Added by Acts 2021, 87th Leg., R.S., Ch. 528 (S.B. 6), Sec. 3, eff. June 14, 2021.

Sec. 148.004. LIABILITY OF EDUCATIONAL INSTITUTIONS FOR CERTAIN ACTIONS DURING PANDEMIC EMERGENCY. (a) In this section, "educational institution" means an institution or program that facilitates learning or the acquisition of knowledge, skills, values, beliefs, or habits.

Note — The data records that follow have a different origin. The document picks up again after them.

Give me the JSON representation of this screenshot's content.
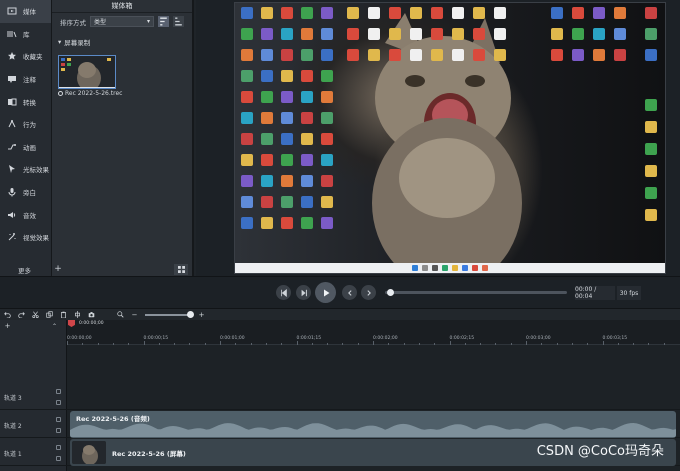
{
  "sidebar": {
    "items": [
      {
        "label": "媒体",
        "icon": "media-icon"
      },
      {
        "label": "库",
        "icon": "library-icon"
      },
      {
        "label": "收藏夹",
        "icon": "star-icon"
      },
      {
        "label": "注释",
        "icon": "annotation-icon"
      },
      {
        "label": "转换",
        "icon": "transition-icon"
      },
      {
        "label": "行为",
        "icon": "behavior-icon"
      },
      {
        "label": "动画",
        "icon": "animation-icon"
      },
      {
        "label": "光标效果",
        "icon": "cursor-icon"
      },
      {
        "label": "旁白",
        "icon": "microphone-icon"
      },
      {
        "label": "音效",
        "icon": "audio-icon"
      },
      {
        "label": "视觉效果",
        "icon": "visual-effects-icon"
      }
    ],
    "more_label": "更多"
  },
  "media_bin": {
    "title": "媒体箱",
    "sort_label": "排序方式",
    "sort_value": "类型",
    "group_label": "屏幕录制",
    "item_label": "Rec 2022-5-26.trec"
  },
  "playback": {
    "time": "00:00 / 00:04",
    "fps": "30 fps"
  },
  "timeline": {
    "playhead_time": "0:00:00;00",
    "ticks": [
      "0:00:00;00",
      "0:00:00;15",
      "0:00:01;00",
      "0:00:01;15",
      "0:00:02;00",
      "0:00:02;15",
      "0:00:03;00",
      "0:00:03;15"
    ],
    "tracks": [
      {
        "label": "轨道 3",
        "clip": null
      },
      {
        "label": "轨道 2",
        "clip": "Rec 2022-5-26 (音频)"
      },
      {
        "label": "轨道 1",
        "clip": "Rec 2022-5-26 (屏幕)"
      }
    ]
  },
  "watermark": "CSDN @CoCo玛奇朵",
  "colors": {
    "accent": "#5b8ac7",
    "playhead": "#d0464a",
    "audio_clip": "#4f5f69"
  }
}
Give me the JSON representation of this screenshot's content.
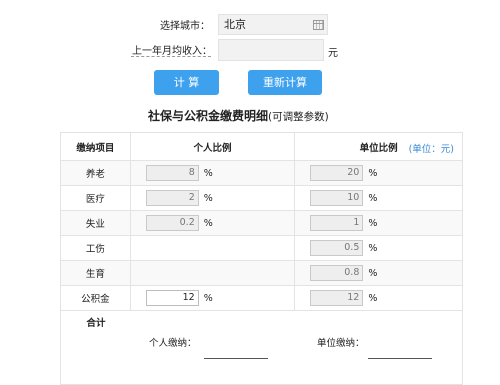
{
  "form": {
    "city_label": "选择城市：",
    "city_value": "北京",
    "income_label": "上一年月均收入：",
    "income_value": "",
    "income_unit": "元",
    "calc_button": "计 算",
    "reset_button": "重新计算"
  },
  "heading": {
    "title": "社保与公积金缴费明细",
    "subtitle": "(可调整参数)"
  },
  "table": {
    "headers": {
      "item": "缴纳项目",
      "personal": "个人比例",
      "company": "单位比例",
      "unit_note": "(单位：元)"
    },
    "pct_sign": "%",
    "rows": [
      {
        "item": "养老",
        "personal": "8",
        "company": "20"
      },
      {
        "item": "医疗",
        "personal": "2",
        "company": "10"
      },
      {
        "item": "失业",
        "personal": "0.2",
        "company": "1"
      },
      {
        "item": "工伤",
        "personal": "",
        "company": "0.5"
      },
      {
        "item": "生育",
        "personal": "",
        "company": "0.8"
      },
      {
        "item": "公积金",
        "personal": "12",
        "company": "12"
      }
    ],
    "total": {
      "label": "合计",
      "personal_label": "个人缴纳：",
      "company_label": "单位缴纳："
    }
  }
}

The term includes:

(1) a public or private preschool, child-care facility, primary or secondary school, college, or university;

(2) an institution of higher education, as that term is defined by Section 61.003, Education Code; and

(3) a private or independent institution of higher education, as that term is defined by Section 61.003, Education Code.

(b) An educational institution is not liable for damages or equitable monetary relief arising from a cancellation or modification of a course, program, or activity of the institution if the cancellation or modification arose during a pandemic emergency and was caused, in whole or in part, by the emergency.

Added by Acts 2021, 87th Leg., R.S., Ch. 528 (S.B. 6), Sec. 3, eff. June 14, 2021.

Sec. 148.005. NO CIVIL CAUSE OF ACTION. This chapter does not create a civil cause of action.

Added by Acts 2021, 87th Leg., R.S., Ch. 528 (S.B. 6), Sec. 3, eff. June 14, 2021.